After a short lunch at Azib Tamsoult we started heading up into the canyon and then eventually up into the valley.  The clouds had started pouring in and then it started snowing.  Brahim was leading the way up and as the weather deteriorated it wasn’t long before the visibility was so bad that we were literally following his footsteps in the fresh snow (Brahim had gone ahead, presumably to get the hut opened up).  As we came out of the canyon it was obvious that we had been sheltered from the wind until then and once out into the valley we got to “enjoy” the full force of it.  The last couple hundred metres up to the hut were painfully slow thanks to the high winds and our growing fatigue.  It got to the point that we would stop to brace ourselves against the gusts, then walk as many steps as we could until the next gust kicked up or until we ran out of breath.  We even had to pull out our ice axes for some added stability while crossing a couple snow fields leading up to the hut.  It wasn’t exactly pleasant. Finally I looked up into the wind/whiteout and could see the hut!  By the time we stumbled in the front door and dumped our packs, Brahim had already prepared a hot pot of mint tea and he quickly shoved a glass into each of our hands.

And not much has changed since then.  We’ve drank a lot of mint tea, read some books, and played Uno with Brahim.
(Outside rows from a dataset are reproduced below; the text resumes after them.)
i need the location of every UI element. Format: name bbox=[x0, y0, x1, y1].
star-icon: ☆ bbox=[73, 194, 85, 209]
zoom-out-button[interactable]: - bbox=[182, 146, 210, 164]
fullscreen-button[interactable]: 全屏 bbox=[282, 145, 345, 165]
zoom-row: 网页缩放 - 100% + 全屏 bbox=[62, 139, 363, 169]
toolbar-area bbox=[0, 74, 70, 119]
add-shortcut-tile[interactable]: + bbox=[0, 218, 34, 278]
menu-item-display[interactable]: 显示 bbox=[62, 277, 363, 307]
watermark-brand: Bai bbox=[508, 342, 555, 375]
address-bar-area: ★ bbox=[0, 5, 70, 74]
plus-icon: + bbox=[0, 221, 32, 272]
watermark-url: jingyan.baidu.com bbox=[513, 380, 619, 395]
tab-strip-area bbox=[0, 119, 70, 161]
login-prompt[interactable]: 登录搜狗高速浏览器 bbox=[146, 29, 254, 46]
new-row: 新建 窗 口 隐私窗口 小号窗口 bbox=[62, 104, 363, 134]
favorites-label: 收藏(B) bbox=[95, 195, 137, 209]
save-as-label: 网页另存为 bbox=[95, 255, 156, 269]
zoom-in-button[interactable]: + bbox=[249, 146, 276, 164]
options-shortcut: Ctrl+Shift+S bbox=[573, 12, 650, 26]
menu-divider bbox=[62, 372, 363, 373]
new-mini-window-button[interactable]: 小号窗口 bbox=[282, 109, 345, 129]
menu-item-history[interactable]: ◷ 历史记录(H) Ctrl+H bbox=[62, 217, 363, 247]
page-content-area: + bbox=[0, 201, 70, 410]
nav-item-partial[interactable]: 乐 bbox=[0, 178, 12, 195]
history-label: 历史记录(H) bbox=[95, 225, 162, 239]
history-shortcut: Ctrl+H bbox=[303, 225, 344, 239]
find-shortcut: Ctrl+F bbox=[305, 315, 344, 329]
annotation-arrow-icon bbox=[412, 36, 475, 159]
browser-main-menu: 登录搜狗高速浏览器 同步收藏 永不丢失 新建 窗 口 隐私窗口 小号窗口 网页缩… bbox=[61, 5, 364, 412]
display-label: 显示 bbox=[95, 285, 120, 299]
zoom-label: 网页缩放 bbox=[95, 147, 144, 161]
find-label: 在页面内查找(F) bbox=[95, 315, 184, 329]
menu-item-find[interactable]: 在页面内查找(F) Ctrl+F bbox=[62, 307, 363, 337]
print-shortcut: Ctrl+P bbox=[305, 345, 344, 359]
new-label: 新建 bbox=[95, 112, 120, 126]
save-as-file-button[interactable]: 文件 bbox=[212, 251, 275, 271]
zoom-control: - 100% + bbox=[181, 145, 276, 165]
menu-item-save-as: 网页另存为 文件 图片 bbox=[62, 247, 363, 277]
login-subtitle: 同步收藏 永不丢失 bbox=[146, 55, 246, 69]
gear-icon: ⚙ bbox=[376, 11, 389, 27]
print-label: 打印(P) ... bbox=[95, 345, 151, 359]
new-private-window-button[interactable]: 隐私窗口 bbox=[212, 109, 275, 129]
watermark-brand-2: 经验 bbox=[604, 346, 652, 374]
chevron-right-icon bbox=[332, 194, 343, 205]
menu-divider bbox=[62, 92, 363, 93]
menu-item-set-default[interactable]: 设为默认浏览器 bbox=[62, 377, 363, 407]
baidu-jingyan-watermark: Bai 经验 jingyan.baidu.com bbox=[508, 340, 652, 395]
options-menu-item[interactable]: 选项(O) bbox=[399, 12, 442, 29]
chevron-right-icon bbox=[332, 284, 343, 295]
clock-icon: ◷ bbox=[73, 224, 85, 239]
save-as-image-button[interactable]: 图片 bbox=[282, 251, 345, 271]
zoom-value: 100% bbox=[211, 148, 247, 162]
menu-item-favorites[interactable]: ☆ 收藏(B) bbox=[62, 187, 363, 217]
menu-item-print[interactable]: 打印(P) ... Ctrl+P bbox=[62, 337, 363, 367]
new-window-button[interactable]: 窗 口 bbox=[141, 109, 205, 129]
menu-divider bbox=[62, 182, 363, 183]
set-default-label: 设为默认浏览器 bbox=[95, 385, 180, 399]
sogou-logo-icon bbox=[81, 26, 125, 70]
Not to mention enjoy Brahim’s cooking.  Last night he whipped together a delicious chicken tagine, basically on a Coleman-type stove.  So we are doing OK today.  Assuming this storm blows through by tomorrow, as forecast, we’ll have three full days of skiing before continuing to Refuge du Toubkal in the next valley to the east.  After pouring through the guide book we have, it looks like there are about 10 great days of skiing to be had out of this hut, mostly in long narrow couloirs that come off the Tazarhart Plateau.  Fingers crossed for good conditions.